日本には、ロジスティクスのプロフェッショナルとも言える専門業者が存在する。そのロジスティクス企業では、実際にどのような事業を行っているのだろうか。ヤマト運輸のグループ会社であるヤマトロジスティクスの例を見てみよう。
ヤマトロジスティックス株式会社
ヤマトロジスティックスは、宅急便で培った輸配送ネットワークを活用し、企業に最適な輸送手段や顧客サービスを幅広い分野で提供。物流センターで什器や機器を組み立て納品先に配送、設置までを行うサービスや、納品後に不具合が生じた場合、交換や修理のアフターサービスにも対応している。
同社は他にも、通販事業者向けのサービスとして、消費者がオンラインショップで購入した衣類などを近くのお直し店舗で受け取り、試着、お直し、返品ができるサービスも展開。「Fittingステーション」と呼ばれるこのサービスは、オンラインショップ利用時の不安を軽減することで、顧客の満足度向上に貢献している。アパレル事業者にとって新たな顧客を作るきっかけにもなった。
ロジスティクス業界の課題と未来
流行がめまぐるしく移り変わる現代では、更なるロジスティックスの進化が求められている。
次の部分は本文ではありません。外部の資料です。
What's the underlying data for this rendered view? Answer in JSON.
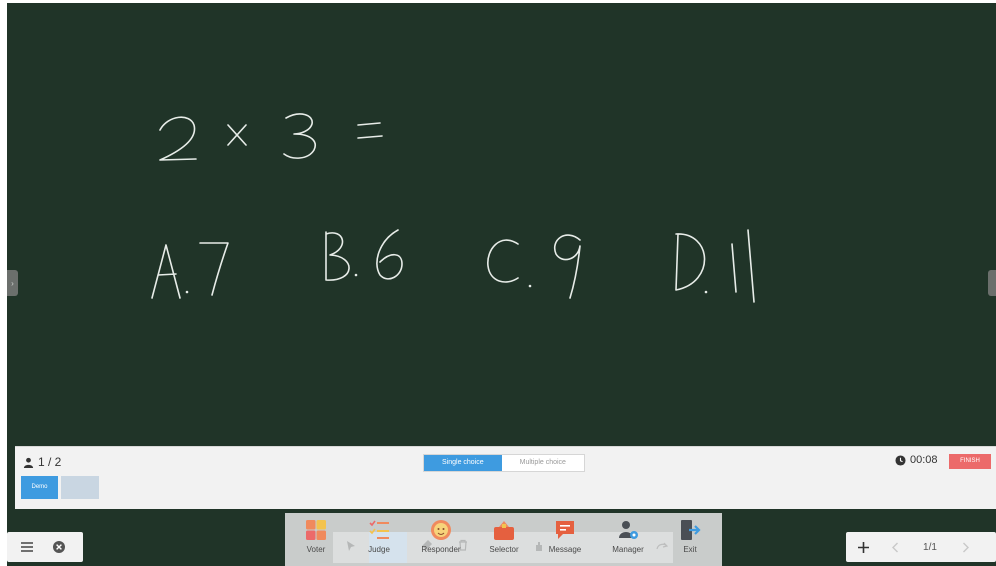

最後に、ロジスティクス業界が抱える課題と展望を紹介したい。
業界が抱える課題
物流業界はここ数年、個人宅への配送件数が増加しており、トラックドライバーの不足つまり人手不足の課題を抱えている。個人宅への配送は、小口発送が多く積載率が低くなりがち。さらに、不在時の再配達などが生じると、ドライバーへの負担が大きくなる。特に個人宅への配送需要が高まっているコロナ禍では深刻な課題だ。
課題に対しての取り組みと展望
ドライバーの負担や人手不足を改善する取り組みとして、物流事業者間の連携による「共同配送」が推進されている。物流事業者間で物流拠点を共有し共同配送が可能となれば、配送効率が上がるという考え方だ。
ロジスティックスとサプライチェーンマネジメント
ロジスティックスを、自社だけでなく商品供給に関連するすべての企業で供給体制を考え管理することを「サプライチェーンマネジメント」と呼ぶ。他社と相互協力的な役割を持つことで、より最適化した物流の仕組みを構築する考え方だ。このサプライチェーンマネジメントも、今後のロジスティクス業界の鍵を握っていると言えそうだ。
【参考】商品の在庫管理に欠かせないキーワード「SCM」とはどんな意味?
災害時のロジスティクスと医療
災害時にも、ロジスティクスの考え方は重要視されている。水や食料、日用品だけでなく医療資材も含めた救援物資を、輸送ルートや在庫の情報を管理・共有することで、必要なものを必要な分だけ必要な場所へスムーズに届けることができるからだ。いつ起こるかわからない災害に備えるためにも、ロジスティクスは欠かせない存在と言える。